The allegations against Duterte are not trifles: corruption, abuse of authority, and overt threats against political opponents. These are impeachable offenses grave enough to bar her from holding future office, and serious enough to deserve a fair and transparent trial.That the Senate could turn its back on accountability—on the people—is a sign of how far we have strayed from the ideals upon which this republic was founded.
When the Senate chose to remand the case back to the House, it did not merely stall justice — it spat on the legacy of Bonifacio, whose blood soaked the soil for the right to self-governance, and of Apolinario Mabini, who, despite paralysis and poverty, built the intellectual backbone of the first Philippine Republic.
We were promised a republic. What we have is an oligarchy in patriotic clothing.
Independence was never gifted to us by the Treaty of Paris—it was clawed from centuries of silence and subjugation. Yet from American occupation to Japanese wartime brutality, from the puppet Commonwealth to the belated July 4, 1946 handover, we’ve been fed the lie that freedom can be granted, postponed, or redefined by those in power. Today, that lie lives on—when legislators defy the Constitution and sabotage the rule of law in broad daylight.
If June 12 is meant to commemorate the birth of a nation, what do we make of a Senate that refuses to uphold the Constitution? What do we call elected officials who treat the law not as a duty, but a convenience? What kind of independence survives this kind of betrayal?
The impeachment court’s inaction is a symptom of a deeper sickness: that sovereignty is no longer safeguarded by the people’s will but brokered in closed-door negotiations between dynasties. It sends a message that the law can be stalled or ignored, so long as the accused bears the right last name.
And this case is just a crack in a much wider collapse. While the Senate hides behind procedures to shield the powerful, over two million Filipinos remain jobless and not a single peso has been added to the minimum wage. For the ninth straight year, the Philippines ranks among the worst countries in the world for workers.
In protecting the few, the state has abandoned the many. We are not a nation at war, but we are bleeding from wounds our leaders refuse to treat.
So as the country raises its flags this Independence Day, let it also raise its questions: how much longer must we wait for an independence that is not ceremonial but lived? When will we break free from cowards in power who fear truth more than tyranny?
True independence is not found in an anthem or a holiday. It is forged through courage, protected by justice, and practiced through accountability.
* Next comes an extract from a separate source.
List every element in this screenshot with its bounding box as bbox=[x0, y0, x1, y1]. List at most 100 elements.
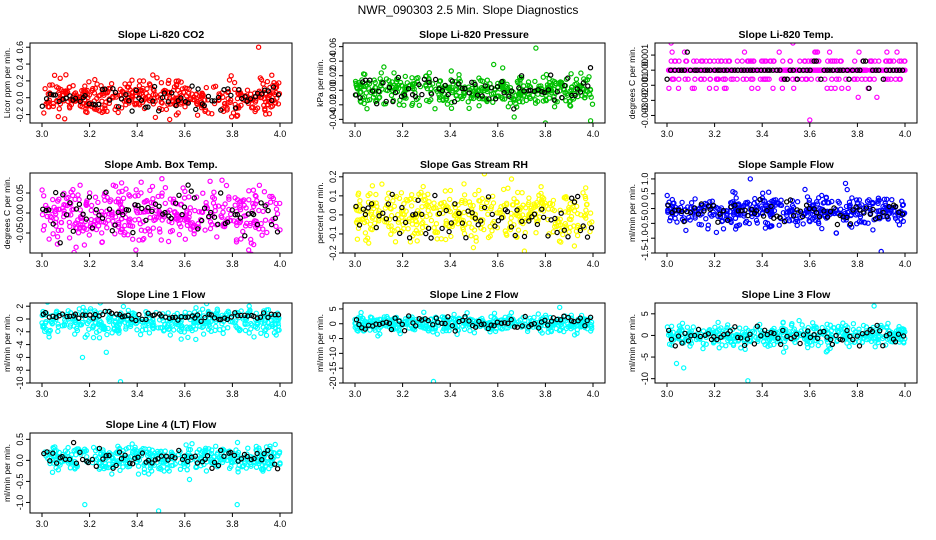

Until the Philippines confronts its own failure to uphold these, the promise of 1898 independence will remain suspended in history.
This Independence Day, may the silence of the Senate be answered by the noise of a people who remember what our ancestors died for. We must demand accountability, organize in our communities, and hold the line against impunity. Because if our ancestors died fighting for a republic that serves the many, then the least we can do is rise for the future they imagined. Let this government be reminded: it answers not to dynasties, not to impunity—but to us.